Puisi

Tadarus Pusisi Gubuk Langit – Puisi Muhammad de Putra

Abstract Landscape, Daily Painting, Small Oil Painting, Seeing Better Days by Carol Schiff, 6x8 Oil via carolschiffstudio
Abstract Landscape, Daily Painting, Small Oil Painting, Seeing Better Days by Carol Schiff, 6×8 Oil via carolschiffstudio

Bulat yang Telanjang

bulat di matamu itu adalah bulan yang catat.
dengan warna pucat telah ia pendam rasa malu
atas ketelanjangannya yang semu
di mata para penikmat malam.

bintang tak sedang bulat-bulatnya
di langit malam ini,
tidak untuk menyembunyikan
sedikit hal yang paling rahasia di tubuh bulan.

malam ini terasa begitu beda.
bulan tengah telanjang bulat di mata Tuhan.
teranglah bumi.

2016

Tadarus Puisi
Pecinta Sastra

Malam ini,
ajaklah aku mengaji sastra
di perkarangan kata-katamu
yang tak pernah khattam.
Dan percayalah malam
akan membunuhku,
membunuh kata-kata
yang bergitu berdosa,
hingga tadarus malam ini
akan sangat mudah menyalahkan.

2016

Gubuk Langit
Kepada lelaki yang mengenang pulang

di gubuk langit itu,
tunduklah kepala nirwana
menghadap langit
yang tak pernah jemu
mendirikan gubuknya sendiri
di sudut langit yang pengap.

aku terus melihat patahan awan
yang mempesona
menjadi dinding kuasa
bagi orang-orang langit.

nirwana di sampingku
begitu bahagia
di balik gubuk langit.
ia mendongak lantai langit
yang kusam.

memacam senyap langit yang cerah.
nirwana tinggal di gubuk
yang akan berjatuhan
dari atas langit.

Lubuk Torok, 2016

Menjatuhkan Cinta

Tuhan tak pernah suka melihat kita bercinta, sayang.

kita benar-benar bermain di ubun-
ubun ruangan tempat cinta
akan saling berkembang biak.
lihatlah pada cinta yang berbaring
di kasur kedewasaan atas segala dosa
antara permainan kita ini.

teruslah menjatuhkan cinta seperti anak-
anak kita yang terbang ke angkasa.
jatuh di antara bagian-bagian
yang di anggap mereka malu
untuk di pertanyakan.

ah, Tuhan tak pernah suka melihat kita bercinta.

dalam kejatuhan kali ini.
kita putus.

2016

Muhammad de Putra
Muhammad de Putra

*Muhammad de Putra, penyair muda tinggal di Kampar.
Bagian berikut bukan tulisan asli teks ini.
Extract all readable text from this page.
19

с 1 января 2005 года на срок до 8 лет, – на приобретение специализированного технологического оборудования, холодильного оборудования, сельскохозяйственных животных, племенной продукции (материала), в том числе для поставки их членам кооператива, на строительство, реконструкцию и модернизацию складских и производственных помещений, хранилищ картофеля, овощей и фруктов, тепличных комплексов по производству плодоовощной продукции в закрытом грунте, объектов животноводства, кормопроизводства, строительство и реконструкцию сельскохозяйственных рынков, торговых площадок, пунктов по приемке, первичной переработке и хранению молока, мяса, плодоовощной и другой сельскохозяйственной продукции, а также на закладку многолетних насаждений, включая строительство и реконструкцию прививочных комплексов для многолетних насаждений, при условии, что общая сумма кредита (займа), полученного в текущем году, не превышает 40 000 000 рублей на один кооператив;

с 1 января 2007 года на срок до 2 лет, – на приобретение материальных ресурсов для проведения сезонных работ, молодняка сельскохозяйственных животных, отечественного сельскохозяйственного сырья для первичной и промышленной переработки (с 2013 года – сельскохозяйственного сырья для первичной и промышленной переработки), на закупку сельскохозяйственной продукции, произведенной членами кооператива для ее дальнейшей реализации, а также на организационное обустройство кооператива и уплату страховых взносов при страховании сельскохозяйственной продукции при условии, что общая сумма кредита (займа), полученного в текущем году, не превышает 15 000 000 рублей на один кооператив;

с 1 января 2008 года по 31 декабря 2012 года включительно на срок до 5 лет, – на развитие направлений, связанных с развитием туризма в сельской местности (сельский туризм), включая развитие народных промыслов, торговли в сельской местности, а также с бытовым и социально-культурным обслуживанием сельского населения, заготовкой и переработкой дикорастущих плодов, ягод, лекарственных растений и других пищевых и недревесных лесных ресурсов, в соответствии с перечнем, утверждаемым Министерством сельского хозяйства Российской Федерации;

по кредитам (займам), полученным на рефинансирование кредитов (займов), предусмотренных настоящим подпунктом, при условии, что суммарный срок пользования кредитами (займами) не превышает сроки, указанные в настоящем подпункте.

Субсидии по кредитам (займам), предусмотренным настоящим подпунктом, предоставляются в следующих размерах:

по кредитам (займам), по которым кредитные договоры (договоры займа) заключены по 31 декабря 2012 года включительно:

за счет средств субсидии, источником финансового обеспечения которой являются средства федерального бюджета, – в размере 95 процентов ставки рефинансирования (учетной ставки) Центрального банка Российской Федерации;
Puisi-puisinya tersebar di pelbagai Media Massa di Indonesia dan beberapa bunga rampai seperti Merantau Malam (Sabana Pustaka, 2016), Tera Kota (Liliput, 2015), dan Tunak Community Pena Terbang (COMPETER). Sejak SMP telah menjadi juara 1 lomba Cipta Puisi di Bulan Bahasa UIR tingkat SMP se-Indonesia, Juara 1 Cipta Puisi di Praktikum Sastra UR tingkat SMP se-Riau, dan Juara 1 Lomba Cipta Puisi tingkat Nasional seluruhnya Penyair Muda yang ditaja oleh Sabana Pustaka. Buku puisi tunggalnya yang telah terbit “Kepompong dalam Botol” dan “Timang Gadis Perindu Ayah Penanya Bulan”. Kini sedang meramu buku puisi tunggalnya yang ke-3 “Hikayat Anak-anak Pendosa”.